More than 33 million people in the UK play games regularly, and 55 million hours of games are played every day, according to the UK Interactive Entertainment Association, writes Jemima Kiss in the Guardian.
With numbers like these, it’s safe to assume that a substantial portion of these gamers are young people.
Kids today, just like adults, are more sedentary, glued to videogames and every tech gadget with a screen. And we are all paying the costs as obesity-related health-care expenses skyrocket, writes Mark McKinnon in The Daily Beast.
But it’s not just obesity that we need to think about when it comes to our kids and gaming. Potential musculoskeletal-related issues must be considered too.
It’s important to remember that gaming is computer time which means that the rules around safe ergonomics, computing and long hours of sitting must be applied to gaming too. This is especially true for young people who will spend many more years of their lives sitting, computing and gaming than their parent’s generation did.
Time spent gaming must be included in a young person’s total computer time for the day. Breaks are critical, especially as gaming is likely to be done while sitting in awkward positions for long periods without stopping. And breaks should involve moving in some way, not more sitting.
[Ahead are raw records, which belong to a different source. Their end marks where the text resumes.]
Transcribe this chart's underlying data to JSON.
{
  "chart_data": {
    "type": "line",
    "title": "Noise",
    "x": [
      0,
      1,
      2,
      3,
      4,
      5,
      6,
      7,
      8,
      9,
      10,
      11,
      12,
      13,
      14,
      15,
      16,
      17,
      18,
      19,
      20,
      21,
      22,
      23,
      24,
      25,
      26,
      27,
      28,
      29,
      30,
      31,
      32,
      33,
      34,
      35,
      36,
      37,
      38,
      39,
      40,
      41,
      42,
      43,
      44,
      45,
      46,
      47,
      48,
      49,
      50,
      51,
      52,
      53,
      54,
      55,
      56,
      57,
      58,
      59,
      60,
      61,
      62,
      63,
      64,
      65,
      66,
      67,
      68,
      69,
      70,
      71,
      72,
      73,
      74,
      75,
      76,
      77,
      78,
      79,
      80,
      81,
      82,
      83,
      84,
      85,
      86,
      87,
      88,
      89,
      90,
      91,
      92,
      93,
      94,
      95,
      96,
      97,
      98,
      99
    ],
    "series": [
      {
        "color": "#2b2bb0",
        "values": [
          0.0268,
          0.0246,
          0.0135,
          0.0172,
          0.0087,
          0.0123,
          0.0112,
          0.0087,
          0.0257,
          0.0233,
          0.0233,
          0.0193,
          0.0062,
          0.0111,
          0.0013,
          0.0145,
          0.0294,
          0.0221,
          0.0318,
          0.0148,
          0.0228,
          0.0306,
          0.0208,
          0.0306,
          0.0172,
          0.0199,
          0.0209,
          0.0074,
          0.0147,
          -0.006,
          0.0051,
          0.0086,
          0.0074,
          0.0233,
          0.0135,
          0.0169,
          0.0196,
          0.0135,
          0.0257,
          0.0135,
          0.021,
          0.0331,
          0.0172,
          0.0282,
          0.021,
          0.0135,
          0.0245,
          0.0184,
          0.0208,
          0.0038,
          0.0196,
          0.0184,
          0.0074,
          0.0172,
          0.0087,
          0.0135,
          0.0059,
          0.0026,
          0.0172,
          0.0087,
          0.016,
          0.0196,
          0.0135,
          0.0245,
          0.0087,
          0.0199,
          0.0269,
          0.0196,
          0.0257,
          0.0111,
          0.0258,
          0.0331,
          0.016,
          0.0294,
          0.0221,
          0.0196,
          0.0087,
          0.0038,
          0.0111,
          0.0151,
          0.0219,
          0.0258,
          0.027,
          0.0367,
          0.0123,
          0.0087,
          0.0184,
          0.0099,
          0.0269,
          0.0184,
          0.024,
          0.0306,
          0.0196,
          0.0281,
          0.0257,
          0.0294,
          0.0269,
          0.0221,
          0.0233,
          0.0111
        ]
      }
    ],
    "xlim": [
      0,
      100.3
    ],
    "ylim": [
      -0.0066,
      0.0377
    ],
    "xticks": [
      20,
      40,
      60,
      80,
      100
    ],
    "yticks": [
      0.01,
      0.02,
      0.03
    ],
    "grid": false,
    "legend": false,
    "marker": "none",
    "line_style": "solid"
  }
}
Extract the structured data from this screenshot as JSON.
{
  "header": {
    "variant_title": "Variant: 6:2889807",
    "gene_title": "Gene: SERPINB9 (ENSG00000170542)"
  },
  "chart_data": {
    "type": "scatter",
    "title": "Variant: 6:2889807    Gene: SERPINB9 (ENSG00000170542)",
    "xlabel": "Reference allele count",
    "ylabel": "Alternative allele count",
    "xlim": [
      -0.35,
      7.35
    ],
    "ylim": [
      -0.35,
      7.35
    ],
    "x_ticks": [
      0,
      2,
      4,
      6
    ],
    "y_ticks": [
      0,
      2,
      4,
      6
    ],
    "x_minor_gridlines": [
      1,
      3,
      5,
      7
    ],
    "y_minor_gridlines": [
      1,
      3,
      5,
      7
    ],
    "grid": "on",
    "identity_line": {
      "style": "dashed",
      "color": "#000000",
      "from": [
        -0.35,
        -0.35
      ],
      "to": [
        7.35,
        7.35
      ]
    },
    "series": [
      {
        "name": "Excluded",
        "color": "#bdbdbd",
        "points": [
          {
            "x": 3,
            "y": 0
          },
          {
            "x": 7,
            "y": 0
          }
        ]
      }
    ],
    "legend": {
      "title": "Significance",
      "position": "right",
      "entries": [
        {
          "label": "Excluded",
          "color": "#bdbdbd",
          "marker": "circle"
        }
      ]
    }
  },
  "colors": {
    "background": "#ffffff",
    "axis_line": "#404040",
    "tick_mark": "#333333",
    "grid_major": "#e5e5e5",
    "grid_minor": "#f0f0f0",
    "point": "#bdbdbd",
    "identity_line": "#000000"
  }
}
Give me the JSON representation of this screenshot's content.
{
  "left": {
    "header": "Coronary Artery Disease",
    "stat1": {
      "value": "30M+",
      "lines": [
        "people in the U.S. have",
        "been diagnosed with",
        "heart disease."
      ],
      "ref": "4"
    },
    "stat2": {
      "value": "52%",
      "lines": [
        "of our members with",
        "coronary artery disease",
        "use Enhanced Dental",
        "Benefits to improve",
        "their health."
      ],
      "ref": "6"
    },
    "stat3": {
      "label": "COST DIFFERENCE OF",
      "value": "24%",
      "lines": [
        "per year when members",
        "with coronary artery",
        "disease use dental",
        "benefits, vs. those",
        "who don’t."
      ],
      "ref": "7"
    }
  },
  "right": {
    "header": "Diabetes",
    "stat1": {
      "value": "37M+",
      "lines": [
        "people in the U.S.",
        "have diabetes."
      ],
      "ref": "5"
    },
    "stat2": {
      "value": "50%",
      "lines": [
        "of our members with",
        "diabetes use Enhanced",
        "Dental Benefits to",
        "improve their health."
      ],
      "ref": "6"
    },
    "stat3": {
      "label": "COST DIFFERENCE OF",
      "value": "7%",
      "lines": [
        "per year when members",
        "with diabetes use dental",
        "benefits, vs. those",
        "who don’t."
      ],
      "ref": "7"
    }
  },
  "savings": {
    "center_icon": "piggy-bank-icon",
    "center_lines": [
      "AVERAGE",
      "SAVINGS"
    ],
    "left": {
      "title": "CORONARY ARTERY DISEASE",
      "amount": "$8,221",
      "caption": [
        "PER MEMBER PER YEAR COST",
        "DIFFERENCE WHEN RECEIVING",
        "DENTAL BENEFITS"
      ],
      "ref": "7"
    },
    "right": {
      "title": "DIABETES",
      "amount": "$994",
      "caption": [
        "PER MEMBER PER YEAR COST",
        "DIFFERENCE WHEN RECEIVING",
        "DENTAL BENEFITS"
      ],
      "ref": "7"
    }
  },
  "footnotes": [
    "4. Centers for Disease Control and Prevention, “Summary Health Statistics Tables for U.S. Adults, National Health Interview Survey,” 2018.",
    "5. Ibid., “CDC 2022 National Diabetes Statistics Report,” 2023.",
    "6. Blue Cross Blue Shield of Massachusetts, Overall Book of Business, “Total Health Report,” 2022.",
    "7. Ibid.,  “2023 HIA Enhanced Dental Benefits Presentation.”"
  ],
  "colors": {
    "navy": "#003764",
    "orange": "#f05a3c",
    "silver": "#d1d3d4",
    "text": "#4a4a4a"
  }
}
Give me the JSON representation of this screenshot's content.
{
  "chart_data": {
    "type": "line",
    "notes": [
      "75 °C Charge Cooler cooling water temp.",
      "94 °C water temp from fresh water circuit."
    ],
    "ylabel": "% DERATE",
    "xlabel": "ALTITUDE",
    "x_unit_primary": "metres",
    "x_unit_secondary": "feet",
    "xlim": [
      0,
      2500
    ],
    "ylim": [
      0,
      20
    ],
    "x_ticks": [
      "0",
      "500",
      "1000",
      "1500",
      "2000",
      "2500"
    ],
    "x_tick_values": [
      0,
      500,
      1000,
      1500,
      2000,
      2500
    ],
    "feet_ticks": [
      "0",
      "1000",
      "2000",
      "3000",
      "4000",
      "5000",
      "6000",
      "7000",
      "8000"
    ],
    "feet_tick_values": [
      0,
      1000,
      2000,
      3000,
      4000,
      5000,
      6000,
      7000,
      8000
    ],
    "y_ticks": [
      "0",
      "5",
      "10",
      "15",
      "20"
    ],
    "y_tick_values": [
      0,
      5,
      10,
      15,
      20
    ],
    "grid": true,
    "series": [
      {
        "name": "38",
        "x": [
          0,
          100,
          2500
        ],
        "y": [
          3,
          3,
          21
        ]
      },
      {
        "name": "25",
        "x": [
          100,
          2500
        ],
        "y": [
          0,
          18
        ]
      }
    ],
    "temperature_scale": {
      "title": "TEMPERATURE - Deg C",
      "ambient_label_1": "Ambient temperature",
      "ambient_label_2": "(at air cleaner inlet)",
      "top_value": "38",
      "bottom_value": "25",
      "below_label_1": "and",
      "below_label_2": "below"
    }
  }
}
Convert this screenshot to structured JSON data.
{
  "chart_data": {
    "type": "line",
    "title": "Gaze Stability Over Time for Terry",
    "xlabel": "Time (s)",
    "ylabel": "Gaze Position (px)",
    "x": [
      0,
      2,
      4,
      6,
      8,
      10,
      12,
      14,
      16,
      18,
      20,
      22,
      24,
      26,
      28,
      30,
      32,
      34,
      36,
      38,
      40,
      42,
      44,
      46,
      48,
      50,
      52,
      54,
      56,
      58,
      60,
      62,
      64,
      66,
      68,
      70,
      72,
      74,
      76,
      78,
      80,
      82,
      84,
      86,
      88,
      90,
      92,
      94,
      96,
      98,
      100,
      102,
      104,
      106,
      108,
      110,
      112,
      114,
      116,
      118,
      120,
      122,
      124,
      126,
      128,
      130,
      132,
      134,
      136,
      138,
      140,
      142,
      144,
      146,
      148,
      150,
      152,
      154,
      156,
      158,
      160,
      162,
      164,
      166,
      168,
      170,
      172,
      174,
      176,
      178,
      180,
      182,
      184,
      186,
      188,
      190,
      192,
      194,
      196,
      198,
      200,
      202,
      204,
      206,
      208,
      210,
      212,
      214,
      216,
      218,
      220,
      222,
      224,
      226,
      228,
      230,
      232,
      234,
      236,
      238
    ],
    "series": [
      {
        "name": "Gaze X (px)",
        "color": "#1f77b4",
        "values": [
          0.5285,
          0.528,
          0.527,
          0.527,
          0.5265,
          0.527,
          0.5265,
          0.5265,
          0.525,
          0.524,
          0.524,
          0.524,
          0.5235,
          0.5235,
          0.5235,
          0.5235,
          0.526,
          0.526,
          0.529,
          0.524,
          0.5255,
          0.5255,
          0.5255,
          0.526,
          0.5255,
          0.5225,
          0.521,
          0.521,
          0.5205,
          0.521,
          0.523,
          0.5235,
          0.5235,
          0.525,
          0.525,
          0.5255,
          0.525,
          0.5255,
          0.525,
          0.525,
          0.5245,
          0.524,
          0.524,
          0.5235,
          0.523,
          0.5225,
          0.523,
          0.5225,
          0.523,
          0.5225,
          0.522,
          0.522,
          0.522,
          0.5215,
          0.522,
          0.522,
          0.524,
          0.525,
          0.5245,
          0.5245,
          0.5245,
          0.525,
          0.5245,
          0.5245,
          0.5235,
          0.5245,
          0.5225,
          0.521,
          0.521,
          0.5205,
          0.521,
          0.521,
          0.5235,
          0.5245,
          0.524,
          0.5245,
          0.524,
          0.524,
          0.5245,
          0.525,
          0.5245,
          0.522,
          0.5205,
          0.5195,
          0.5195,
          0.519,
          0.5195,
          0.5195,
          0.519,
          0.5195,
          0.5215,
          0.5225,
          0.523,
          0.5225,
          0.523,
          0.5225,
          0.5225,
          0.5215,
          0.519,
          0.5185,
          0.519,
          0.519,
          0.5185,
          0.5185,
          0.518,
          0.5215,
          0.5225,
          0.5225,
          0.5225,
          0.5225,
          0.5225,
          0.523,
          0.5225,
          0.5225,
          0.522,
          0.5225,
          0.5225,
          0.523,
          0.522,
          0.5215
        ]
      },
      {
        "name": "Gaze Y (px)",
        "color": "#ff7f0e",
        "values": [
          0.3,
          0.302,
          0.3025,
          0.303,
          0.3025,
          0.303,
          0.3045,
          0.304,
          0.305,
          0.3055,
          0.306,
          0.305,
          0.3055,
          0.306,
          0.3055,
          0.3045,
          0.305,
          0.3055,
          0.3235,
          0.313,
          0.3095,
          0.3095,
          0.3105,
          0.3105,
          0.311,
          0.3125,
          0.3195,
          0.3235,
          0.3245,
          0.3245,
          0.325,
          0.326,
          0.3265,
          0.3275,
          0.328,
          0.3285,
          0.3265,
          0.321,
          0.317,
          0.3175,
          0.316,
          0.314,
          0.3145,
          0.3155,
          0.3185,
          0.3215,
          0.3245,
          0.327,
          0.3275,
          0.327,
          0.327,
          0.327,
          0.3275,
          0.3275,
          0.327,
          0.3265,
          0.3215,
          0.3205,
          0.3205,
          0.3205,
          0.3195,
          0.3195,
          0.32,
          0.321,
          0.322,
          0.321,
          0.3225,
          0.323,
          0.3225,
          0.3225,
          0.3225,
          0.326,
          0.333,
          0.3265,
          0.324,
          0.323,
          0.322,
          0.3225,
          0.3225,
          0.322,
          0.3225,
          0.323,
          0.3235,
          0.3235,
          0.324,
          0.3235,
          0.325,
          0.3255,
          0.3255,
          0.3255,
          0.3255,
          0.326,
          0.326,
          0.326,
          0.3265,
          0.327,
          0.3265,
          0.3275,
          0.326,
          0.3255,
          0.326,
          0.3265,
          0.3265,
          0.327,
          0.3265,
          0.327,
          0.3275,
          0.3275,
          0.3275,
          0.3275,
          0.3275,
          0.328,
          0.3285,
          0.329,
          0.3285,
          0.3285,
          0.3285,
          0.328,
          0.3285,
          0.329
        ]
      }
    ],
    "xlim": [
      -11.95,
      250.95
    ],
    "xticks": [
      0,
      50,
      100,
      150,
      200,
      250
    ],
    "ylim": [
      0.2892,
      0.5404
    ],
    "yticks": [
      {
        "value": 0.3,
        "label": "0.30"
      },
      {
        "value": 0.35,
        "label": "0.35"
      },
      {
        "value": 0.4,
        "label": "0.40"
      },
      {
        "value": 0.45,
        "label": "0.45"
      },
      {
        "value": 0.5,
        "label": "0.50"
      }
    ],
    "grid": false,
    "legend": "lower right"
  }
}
It’s time parents and young people are made aware of the potential musculoskeletal issues that can arise from long periods of static, awkward computer postures whether they are done at school, at home, on the bus, or lounging with Grand Theft Auto on the couch.
We should also encourage game makers to build in an automatic save every time the player wants to stop gaming. This way, they can stop playing immediately, rather than having to play through to the next save point.
So, don’t forget to count gaming when thinking about your kids’ total daily computer time. Otherwise, it’ll be ‘game on’ for a lifetime of repetitive strain injuries and back pain.